В тайниках памяти (страница 6)
Две-три минуты мы шагали по улице молча, и вдруг Мусимбва с необычным воодушевлением заявил, что «Лабиринт бесчеловечности» надо дать прочесть всем нашим сверстникам. Эта книга сделает нас свободными. Я ничего не сказал, но мое молчание было выразительнее самого восторженного «да».
Для чего продолжать, зачем писать после того, как за минувшие тысячелетия появились такие книги, как «Лабиринт бесчеловечности», которые создают ощущение, что к написанному нечего прибавить? Ведь мы пишем не ради романтики писательской жизни – она превратилась в самопародию, не ради денег – это равносильно самоубийству, не ради славы – устаревшей ценности, которой наше время предпочитает «звездный статус», не ради будущего – оно нас об этом не просило, не для того, чтобы переделать мир – это не его надо переделывать, не для того, чтобы изменить жизнь – она не меняется, не во имя идеи – оставим это героям, не во имя искусства – искусство ради искусства это иллюзия, искусство всегда имеет цель. Для чего же тогда?
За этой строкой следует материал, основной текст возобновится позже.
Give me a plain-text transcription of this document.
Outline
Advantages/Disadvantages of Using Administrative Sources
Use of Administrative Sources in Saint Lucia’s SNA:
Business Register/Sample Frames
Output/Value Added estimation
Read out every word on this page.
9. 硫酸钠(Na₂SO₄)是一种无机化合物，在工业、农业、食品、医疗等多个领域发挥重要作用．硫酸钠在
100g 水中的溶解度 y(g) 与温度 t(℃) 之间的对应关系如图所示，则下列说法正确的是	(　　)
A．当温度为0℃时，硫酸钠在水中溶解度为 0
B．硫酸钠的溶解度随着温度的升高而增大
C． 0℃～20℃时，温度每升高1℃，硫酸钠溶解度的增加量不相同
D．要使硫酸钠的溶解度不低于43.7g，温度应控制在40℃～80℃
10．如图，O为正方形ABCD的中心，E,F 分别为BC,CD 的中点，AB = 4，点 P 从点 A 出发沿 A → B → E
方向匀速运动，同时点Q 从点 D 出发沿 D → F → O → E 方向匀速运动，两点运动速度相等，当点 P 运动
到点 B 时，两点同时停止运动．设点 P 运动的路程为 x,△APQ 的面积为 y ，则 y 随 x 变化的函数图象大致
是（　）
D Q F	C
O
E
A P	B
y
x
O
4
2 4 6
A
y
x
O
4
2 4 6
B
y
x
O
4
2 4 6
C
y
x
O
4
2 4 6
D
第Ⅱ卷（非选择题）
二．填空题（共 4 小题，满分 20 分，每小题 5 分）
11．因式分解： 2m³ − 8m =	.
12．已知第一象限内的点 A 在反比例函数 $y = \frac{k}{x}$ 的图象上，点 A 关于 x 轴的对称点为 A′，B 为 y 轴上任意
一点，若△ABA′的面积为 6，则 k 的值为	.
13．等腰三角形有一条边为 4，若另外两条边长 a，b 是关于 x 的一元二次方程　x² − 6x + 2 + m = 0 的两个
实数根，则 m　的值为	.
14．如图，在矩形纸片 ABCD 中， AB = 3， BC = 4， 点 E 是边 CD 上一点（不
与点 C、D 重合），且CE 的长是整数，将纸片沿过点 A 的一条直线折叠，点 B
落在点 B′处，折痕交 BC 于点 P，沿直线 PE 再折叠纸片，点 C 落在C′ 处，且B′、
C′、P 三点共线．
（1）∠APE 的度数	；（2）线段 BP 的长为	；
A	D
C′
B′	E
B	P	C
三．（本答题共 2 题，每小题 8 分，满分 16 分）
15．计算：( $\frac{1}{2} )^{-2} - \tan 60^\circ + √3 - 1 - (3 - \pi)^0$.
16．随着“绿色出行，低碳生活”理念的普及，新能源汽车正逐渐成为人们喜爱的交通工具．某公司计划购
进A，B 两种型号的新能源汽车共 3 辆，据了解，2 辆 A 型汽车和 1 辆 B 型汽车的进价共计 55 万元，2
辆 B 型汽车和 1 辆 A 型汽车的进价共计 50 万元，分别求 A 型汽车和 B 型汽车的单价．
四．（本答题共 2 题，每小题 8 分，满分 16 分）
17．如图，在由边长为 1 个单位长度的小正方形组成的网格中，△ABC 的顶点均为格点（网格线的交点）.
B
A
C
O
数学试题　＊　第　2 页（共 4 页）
Мы не знали; и в этом незнании, возможно, и был наш ответ; мы занимались писательством ровно потому, что не знали, что делать в этом мире, кроме как писать, без всякой надежды (но и без готовности слишком быстро сдаться), с упорством, самоотречением, радостью, стремясь лишь к одному – продержаться, то есть жить с открытыми глазами, все видеть, ничего не упускать, не моргать, не прятаться под веками, несмотря на риск ослепнуть от желания видеть все, но не так, как видит свидетель или пророк, а как хотел бы видеть часовой, одинокий, испуганный часовой, охраняющий никому не нужный, затерянный городок, но тем не менее напряженно вглядывающийся в темноту, откуда сверкнет вспышка, несущая смерть ему и гибель его городу.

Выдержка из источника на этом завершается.